Sara Hooker, a renowned computer scientist, has revolutionized the AI landscape by raising $50 million for her startup Adaption Labs. This bold move challenges the conventional wisdom that more computing power leads to bigger and more capable models. Instead, Hooker's innovative approach focuses on building efficient, self-learning training methods – not relying on mass amounts of data and energy.
Hooker's assertion that traditional scaling laws have hit a wall is gaining attention in Silicon Valley. She believes that trying to quadruple the size of A.I. models within a year is no longer feasible, rendering all existing predictions obsolete. In contrast, Adaption Labs aims to develop models that can learn continuously and adapt to different environments in real-time.
One key aspect of Hooker's vision is "gradient-free learning," which seeks alternative training methods that don't rely on complex algorithms to minimize errors. By focusing on efficiency, Adaption Labs also explores innovative user feedback mechanisms, where A.I. tools adjust their behavior immediately based on feedback – rather than being lost in a vacuum.

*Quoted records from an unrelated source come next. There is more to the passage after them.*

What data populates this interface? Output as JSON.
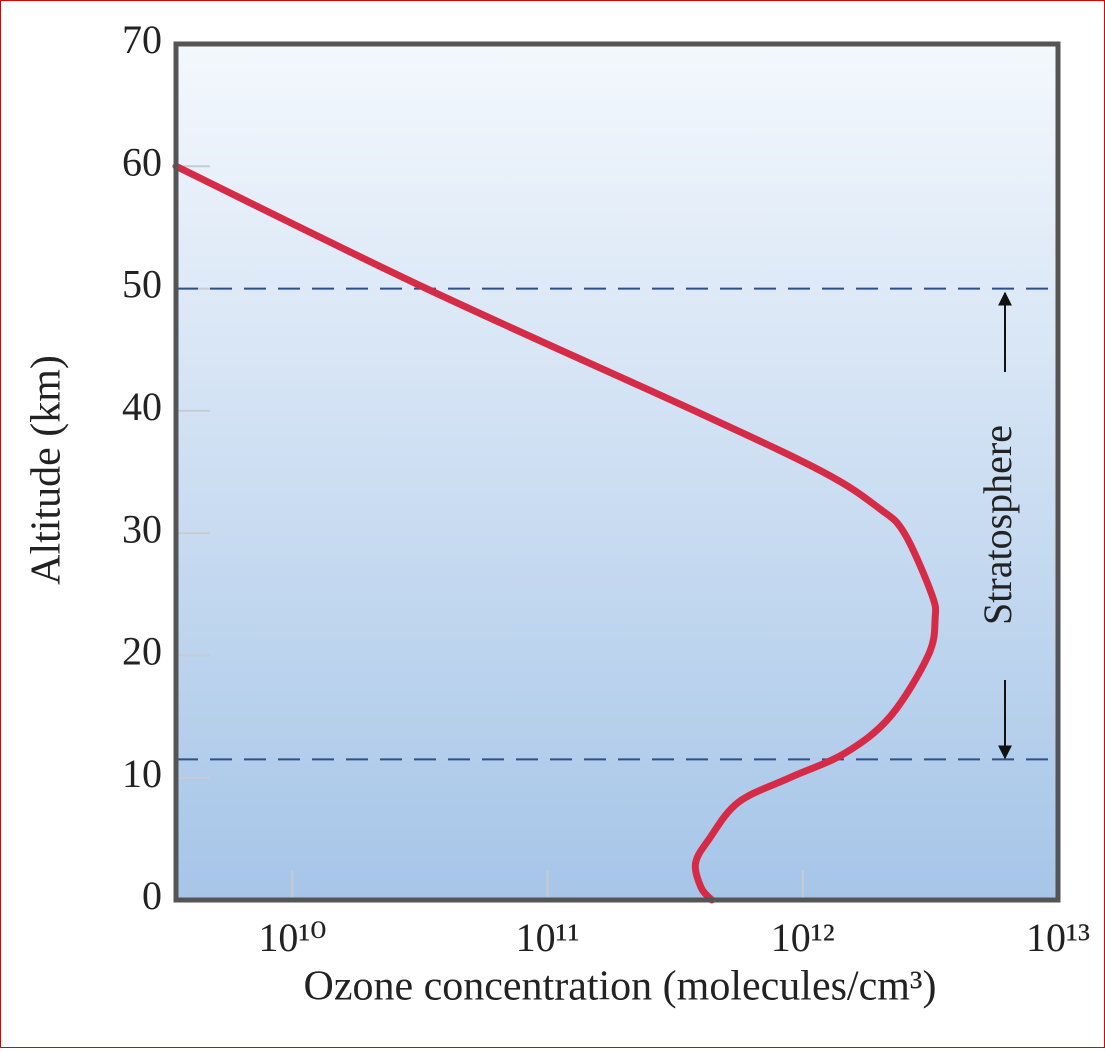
{
  "chart_data": {
    "type": "line",
    "xlabel": "Ozone concentration (molecules/cm³)",
    "ylabel": "Altitude (km)",
    "xscale": "log",
    "xlim": [
      3500000000.0,
      10000000000000.0
    ],
    "xticks": [
      {
        "value": 10000000000.0,
        "label": "10¹⁰"
      },
      {
        "value": 100000000000.0,
        "label": "10¹¹"
      },
      {
        "value": 1000000000000.0,
        "label": "10¹²"
      },
      {
        "value": 10000000000000.0,
        "label": "10¹³"
      }
    ],
    "ylim": [
      0,
      70
    ],
    "yticks": [
      0,
      10,
      20,
      30,
      40,
      50,
      60,
      70
    ],
    "color": "#d62b47",
    "x": [
      3500000000.0,
      33500000000.0,
      377000000000.0,
      1200000000000.0,
      2000000000000.0,
      2500000000000.0,
      3200000000000.0,
      3300000000000.0,
      3100000000000.0,
      2200000000000.0,
      1460000000000.0,
      890000000000.0,
      560000000000.0,
      430000000000.0,
      380000000000.0,
      400000000000.0,
      440000000000.0
    ],
    "values": [
      60,
      50,
      40,
      35,
      32,
      30,
      25,
      23,
      20,
      15,
      12,
      10,
      8,
      5,
      3,
      1,
      0
    ],
    "hlines": [
      50,
      11.5
    ],
    "hline_color": "#2f4f86",
    "annotation": "Stratosphere"
  }
}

Hooker and her co-founder Sudip Roy are poised to disrupt the AI industry they've spent years advancing. By starting from scratch, they aim to create a platform that integrates adaptive data, intelligence, and interfaces seamlessly. Hooker acknowledges that this wouldn't have been possible within traditional frontier labs due to the siloed nature of these projects.
Adaption Labs isn't alone in questioning traditional scaling laws. Other prominent figures like Yann LeCun and David Silver are also challenging industry assumptions. Hooker's fresh funding will primarily be allocated towards building out her team, including 10 new hires across global locations. The startup is offering a unique perk – an "Adaptive Passport" that enables employees to take an annual trip to a new destination.
Hooker expects this shift in approach to yield significant progress in the AI field. As she puts it, "This is the year where it really matters." With her innovative vision and $50 million in funding, Hooker is poised to lead the charge towards algorithmic innovation – revolutionizing the future of A.I.
Hooker's assertion that traditional scaling laws have hit a wall is gaining attention in Silicon Valley. She believes that trying to quadruple the size of A.I. models within a year is no longer feasible, rendering all existing predictions obsolete. In contrast, Adaption Labs aims to develop models that can learn continuously and adapt to different environments in real-time.
One key aspect of Hooker's vision is "gradient-free learning," which seeks alternative training methods that don't rely on complex algorithms to minimize errors. By focusing on efficiency, Adaption Labs also explores innovative user feedback mechanisms, where A.I. tools adjust their behavior immediately based on feedback – rather than being lost in a vacuum.
Hooker and her co-founder Sudip Roy are poised to disrupt the AI industry they've spent years advancing. By starting from scratch, they aim to create a platform that integrates adaptive data, intelligence, and interfaces seamlessly. Hooker acknowledges that this wouldn't have been possible within traditional frontier labs due to the siloed nature of these projects.
Adaption Labs isn't alone in questioning traditional scaling laws. Other prominent figures like Yann LeCun and David Silver are also challenging industry assumptions. Hooker's fresh funding will primarily be allocated towards building out her team, including 10 new hires across global locations. The startup is offering a unique perk – an "Adaptive Passport" that enables employees to take an annual trip to a new destination.
Hooker expects this shift in approach to yield significant progress in the AI field. As she puts it, "This is the year where it really matters." With her innovative vision and $50 million in funding, Hooker is poised to lead the charge towards algorithmic innovation – revolutionizing the future of A.I.